The Board of Supervisors in San Francisco city, California approved a new recycling and mandatory composting rules on June 9, 2009 with a 9-2 vote. The city already diverts 72% of the 2.1 million tons of waste its residents produce every year from landfills and into recycling and composting programs. The new law will help the city to achieve its goal of sending zero waste to landfills by 2020, said Jared Blumenfeld, director of the city's Department of the Environment.

As per the new law, all city residents will be issued three bins: a black one for trash, a blue one for recyclables and a green one for compost.

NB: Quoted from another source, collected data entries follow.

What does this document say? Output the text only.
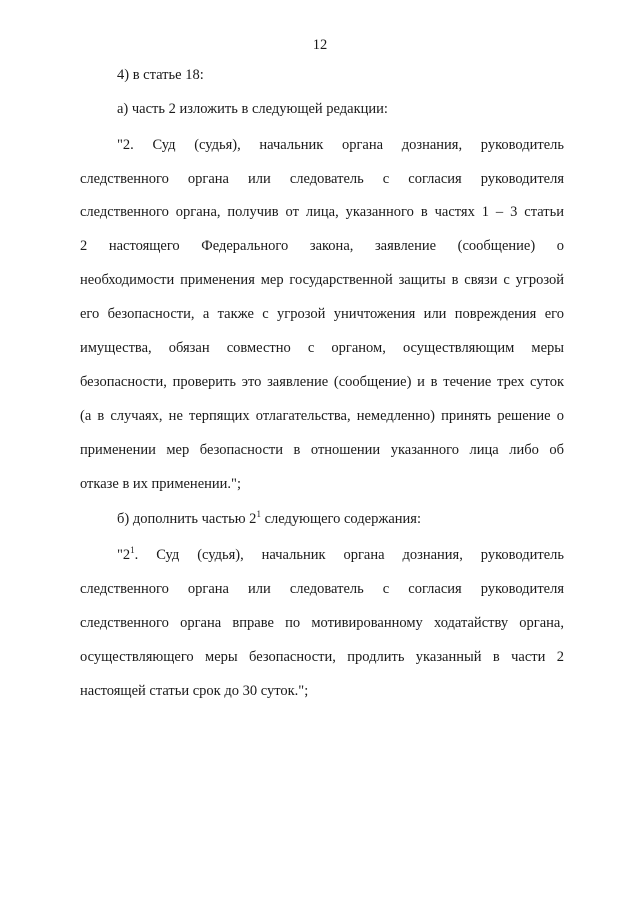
12
4) в статье 18:
а) часть 2 изложить в следующей редакции:
"2. Суд (судья), начальник органа дознания, руководитель
следственного органа или следователь с согласия руководителя
следственного органа, получив от лица, указанного в частях 1 – 3 статьи
2 настоящего Федерального закона, заявление (сообщение) о
необходимости применения мер государственной защиты в связи с угрозой
его безопасности, а также с угрозой уничтожения или повреждения его
имущества, обязан совместно с органом, осуществляющим меры
безопасности, проверить это заявление (сообщение) и в течение трех суток
(а в случаях, не терпящих отлагательства, немедленно) принять решение о
применении мер безопасности в отношении указанного лица либо об
отказе в их применении.";
б) дополнить частью $2^1$ следующего содержания:
"$2^1$. Суд (судья), начальник органа дознания, руководитель
следственного органа или следователь с согласия руководителя
следственного органа вправе по мотивированному ходатайству органа,
осуществляющего меры безопасности, продлить указанный в части 2
настоящей статьи срок до 30 суток.";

The garbage collectors who spot orange peels or aluminum cans lurking in a black trash bin will leave a note reminding the citizens how to separate their trash properly. Anyone found repeatedly flouting recycling protocol will be issued fines of $100 for small businesses and single-family homes, and up to $1,000 for large businesses and multiunit buildings. There is a moratorium on all fines until 2011 while the residents learn the ropes.

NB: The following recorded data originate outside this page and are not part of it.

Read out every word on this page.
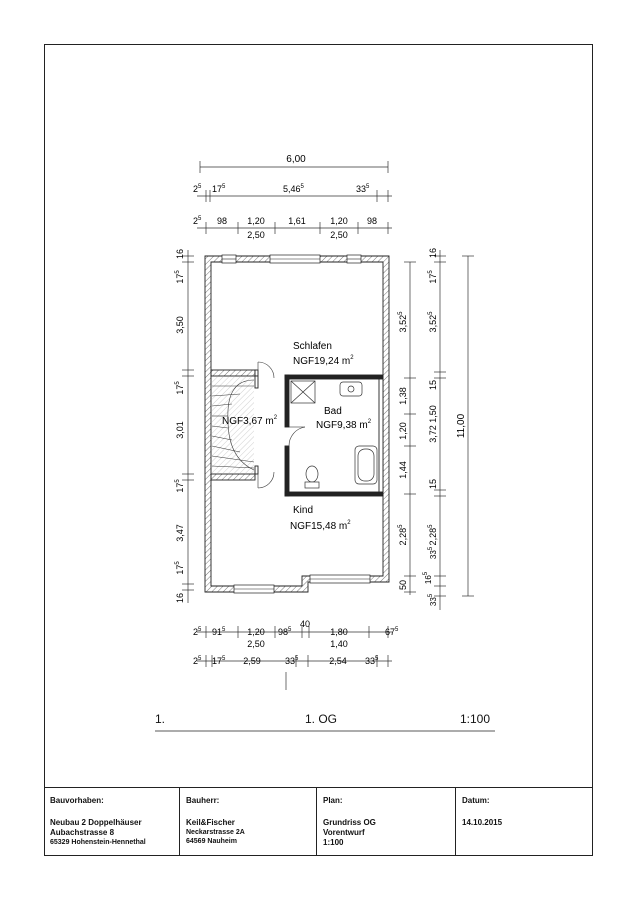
6,00
$2^5$ $17^5$	5,46$^5$	$33^5$
$2^5$ 98 1,20	1,61	1,20 98
2,50	2,50
16
$17^5$
3,50
$17^5$
3,01
$17^5$
3,47
$17^5$
16
Schlafen
NGF19,24 $m^2$
NGF3,67 $m^2$
Bad
NGF9,38 $m^2$
Kind
NGF15,48 $m^2$
3,52$^5$
1,38
1,20
1,44
2,28$^5$
50
16
$17^5$
3,52$^5$
15
1,50
3,72
15
2,28$^5$
$33^5$
$16^5$
$33^5$
11,00
$2^5$ $91^5$ 1,20 $98^5$
40
1,80	$67^5$
2,50	1,40
$2^5$ $17^5$ 2,59	$33^5$	2,54 $33^5$
1.	1. OG	1:100
Bauvorhaben:
Neubau 2 Doppelhäuser
Aubachstrasse 8
65329 Hohenstein-Hennethal
Bauherr:
Keil&Fischer
Neckarstrasse 2A
64569 Nauheim
Plan:
Grundriss OG
Vorentwurf
1:100
Datum:
14.10.2015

The reaction to the rules were as mixed as, well, recyclables.

This takes big brother to an extreme I’m not comfortable with, said Sean R. Elsbernd, one of two supervisors who voted against the proposal. I don’t want the government going through my garbage cans.

The garbage cops snooping through the refuse is not the intent of the new law, said Nathan Ballard, spokesman for Mayor Gavin Newsom.

Newsom, who proposed the legislation in last May and doggedly championed it, is expected to sign it into law within 30 days.